Integration of Tangent Inverse

The tangent inverse function {\tan ^{ - 1}}x it is an important integral function, but it has no direct method to find it. We shall find the integration of tangent inverse by using the integration by parts method.

The integration of tangent inverse is of the form

I = \int {{{\tan }^{ - 1}}xdx}

To solve this integration, it must have at least two functions, however it has only one function: {\tan ^{ - 1}}x.
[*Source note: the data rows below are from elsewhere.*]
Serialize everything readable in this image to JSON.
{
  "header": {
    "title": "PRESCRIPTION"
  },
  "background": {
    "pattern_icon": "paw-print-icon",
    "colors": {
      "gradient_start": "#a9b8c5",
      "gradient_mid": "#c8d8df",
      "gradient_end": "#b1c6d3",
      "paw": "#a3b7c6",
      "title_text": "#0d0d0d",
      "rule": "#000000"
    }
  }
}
So, consider the second function as 1. Now the integration becomes

I = \int {{{\tan }^{ - 1}}x \cdot 1dx} \,\,\,\,{\text{ - - - }}\left( {\text{i}} \right)

The first function is {\tan ^{ - 1}}x and the second function is 1.

Using the formula for integration by parts, we have

\int {\left[ {f\left( x \right)g\left( x \right)} \right]dx = f\left( x \right)\int {g\left( x \right)dx - \int {\left[ {\frac{d}{{dx}}f\left( x \right)\int {g\left( x \right)dx} } \right]dx} } }

Using the formula above equation (i) becomes

\begin{gathered} I = {\tan ^{ - 1}}x\int {1dx - \int {\left[ {\frac{d}{{dx}}{{\tan }^{ - 1}}x\int {1dx} } \right]dx} } \\ \Rightarrow I = x{\tan ^{ - 1}}x - \int {\left[ {\frac{1}{{1 + {x^2}}}x} \right]dx} \\ \Rightarrow I = x{\tan ^{ - 1}}x - \int {\frac{x}{{1 + {x^2}}}dx} \\ \end{gathered}

Multiplying and dividing by 2, we have

I = x{\tan ^{ - 1}}x - \frac{1}{2}\int {\frac{{2x}}{{1 + {x^2}}}dx}

Using formula

\int {\frac{{f'\left( x \right)}}{{f\left( x \right)}}dx = \ln f\left( x \right)} + c

we have

\begin{gathered} I = x{\tan ^{ - 1}}x - \frac{1}{2}\ln \left( {1 + {x^2}} \right) + c \\ \Rightarrow \int {{{\tan }^{ - 1}}xdx} = x{\tan ^{ - 1}}x - \frac{1}{2}\ln \left( {1 + {x^2}} \right) + c \\ \end{gathered}

Now we can also use this integration of tangent inverse as a formula.